The concept of target date funds seemed like a swell idea when they were introduced in the 1990s.
Beleaguered retirement plan participants no longer needed to put themselves through the head-scratching process of selecting the "correct" allocation or asking their equally clueless co-workers what funds to use.
Instead, they could outsource the decision-making to a money management company, which would rebalance the portfolio periodically and adjust the risk in the account as the participant neared his or her desired retirement age. This is sometimes referred to as a "glide path."
Conceptually, target date funds were popular enough that the government soon allowed plan sponsors to make them the default investment option for anyone who enrolled in a retirement fund. This was an attempt to combat the large number of participants who sat on cash for years because they had not selected an asset allocation.
The ease of target date funds explains why their use has exploded. According to the Investment Company Institute, a national association of U.S. investment companies, there was $618 billion invested in target date funds at the end of 2013, up nearly fourfold from $160 billion in 2008.
Still, a few problems have arisen since target date funds have matured. First, until the financial crisis and stock market crash, many participants had no idea that the risk in these could be significant. For example, the current allocation of the Fidelity Freedom 2030 Fund is 86 percent in stocks and 14 percent in bonds. For a 50-year-old who thinks she is investing in a balanced portfolio, that's an allocation that could take a big downside hit if the stock market drops.
It also should be noted that the fees for many of these funds could be steeper than index investments that are often offered alongside them. Then there is the problem of target date fund misuse. According to a recent study from Financial Engines, an independent investment adviser, many workers who are investing in target date funds are not using them as intended, ultimately lowering their investment returns.
The study found that more than 60 percent of workers who hold money in target date funds also invest in other funds, which undermines the all-in-one benefits for participants. This target-date fund misuse is hurting investment returns: The study found that, on average, workers who were partially allocated to target date funds had median annual returns that were 2.11 percent lower than individuals exclusively using target date funds.
In addition to the fees, risk and misuse, there is another reason to delve into target date funds: They approach retirement money management in two different ways. The first is called a "to" glide path, where the manager reduces risk to the lowest level on the target date of your retirement. That means that if you were retiring in 2020 at age 70, the fund would have the lowest allocation in risky assets, like stocks or commodities, and the highest in fixed assets. Mega manager BlackRock adheres to the "to" philosophy, as do many independent investment advisers, who are most concerned with downside risk for retirees.

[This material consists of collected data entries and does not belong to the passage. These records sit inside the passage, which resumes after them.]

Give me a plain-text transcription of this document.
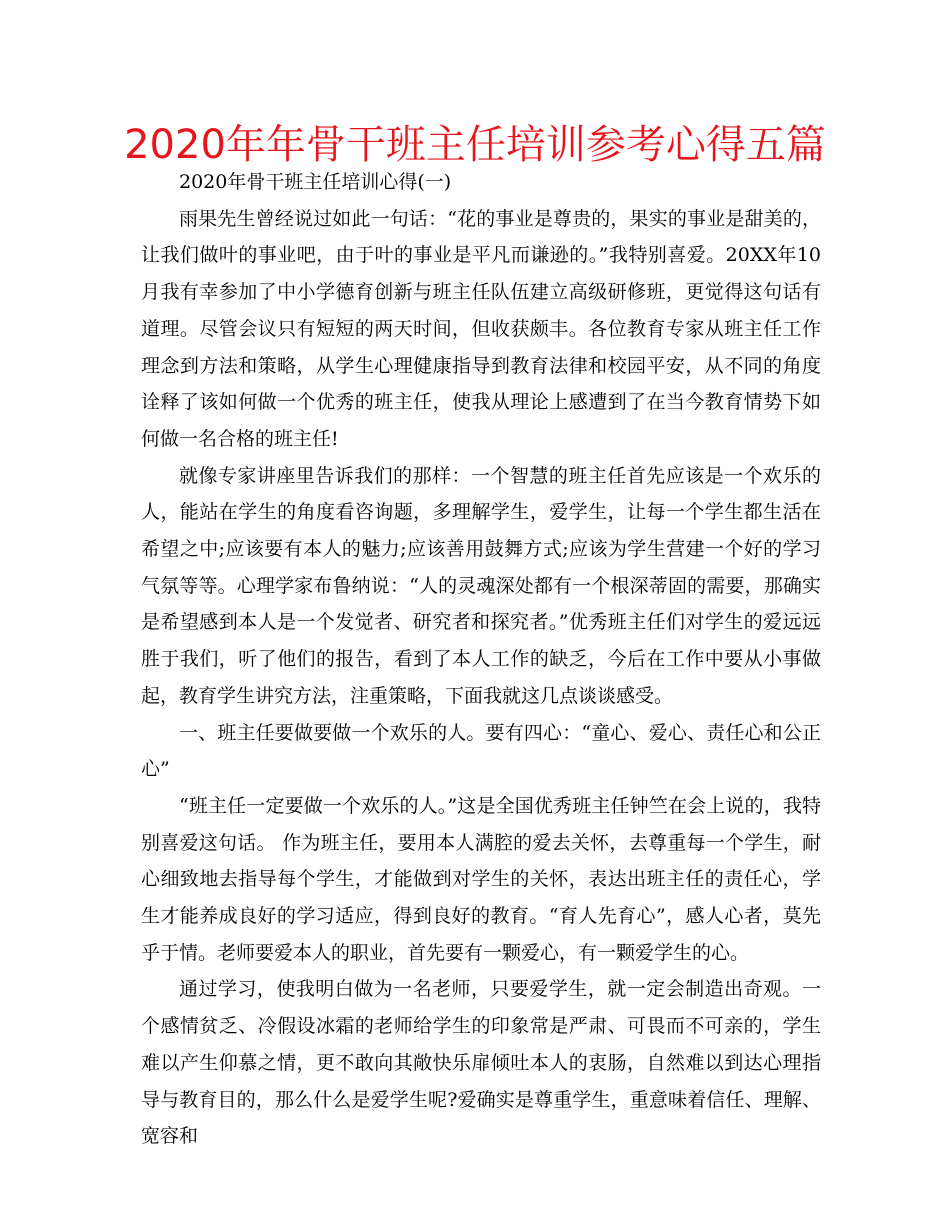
2020年年骨干班主任培训参考心得五篇

2020年骨干班主任培训心得(一)

雨果先生曾经说过如此一句话：“花的事业是尊贵的，果实的事业是甜美的，让我们做叶的事业吧，由于叶的事业是平凡而谦逊的。”我特别喜爱。20XX年10月我有幸参加了中小学德育创新与班主任队伍建立高级研修班，更觉得这句话有道理。尽管会议只有短短的两天时间，但收获颇丰。各位教育专家从班主任工作理念到方法和策略，从学生心理健康指导到教育法律和校园平安，从不同的角度诠释了该如何做一个优秀的班主任，使我从理论上感遭到了在当今教育情势下如何做一名合格的班主任!

就像专家讲座里告诉我们的那样：一个智慧的班主任首先应该是一个欢乐的人，能站在学生的角度看咨询题，多理解学生，爱学生，让每一个学生都生活在希望之中;应该要有本人的魅力;应该善用鼓舞方式;应该为学生营建一个好的学习气氛等等。心理学家布鲁纳说：“人的灵魂深处都有一个根深蒂固的需要，那确实是希望感到本人是一个发觉者、研究者和探究者。”优秀班主任们对学生的爱远远胜于我们，听了他们的报告，看到了本人工作的缺乏，今后在工作中要从小事做起，教育学生讲究方法，注重策略，下面我就这几点谈谈感受。

一、班主任要做要做一个欢乐的人。要有四心：“童心、爱心、责任心和公正心”

“班主任一定要做一个欢乐的人。”这是全国优秀班主任钟竺在会上说的，我特别喜爱这句话。 作为班主任，要用本人满腔的爱去关怀，去尊重每一个学生，耐心细致地去指导每个学生，才能做到对学生的关怀，表达出班主任的责任心，学生才能养成良好的学习适应，得到良好的教育。“育人先育心”，感人心者，莫先乎于情。老师要爱本人的职业，首先要有一颗爱心，有一颗爱学生的心。

通过学习，使我明白做为一名老师，只要爱学生，就一定会制造出奇观。一个感情贫乏、冷假设冰霜的老师给学生的印象常是严肃、可畏而不可亲的，学生难以产生仰慕之情，更不敢向其敞快乐扉倾吐本人的衷肠，自然难以到达心理指导与教育目的，那么什么是爱学生呢?爱确实是尊重学生，重意味着信任、理解、宽容和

The other management style employs a "through" glide path, which assumes you will live many years after your retirement date. As a result, the assets are invested to keep pace with inflation and often remain invested for growth. The "through" glide path aims to combat the risk that you outlive your assets. Fidelity, Vanguard and T. Rowe Price use "through" glide paths.
Michael Goodman, president of Wealthstream Advisors in New York City, encourages retirement investors to "understand the glide path your fund utilizes and how it fits into your plan and risk tolerance." While he is a bit more partial toward the "to" path, he also noted that some plans only offer the "through" version.
As a result, investors should "check in every so often on the glide path to make sure it still fits your personal time horizon."
For such an "easy" investment solution, target date funds are not as simple as they were intended to be.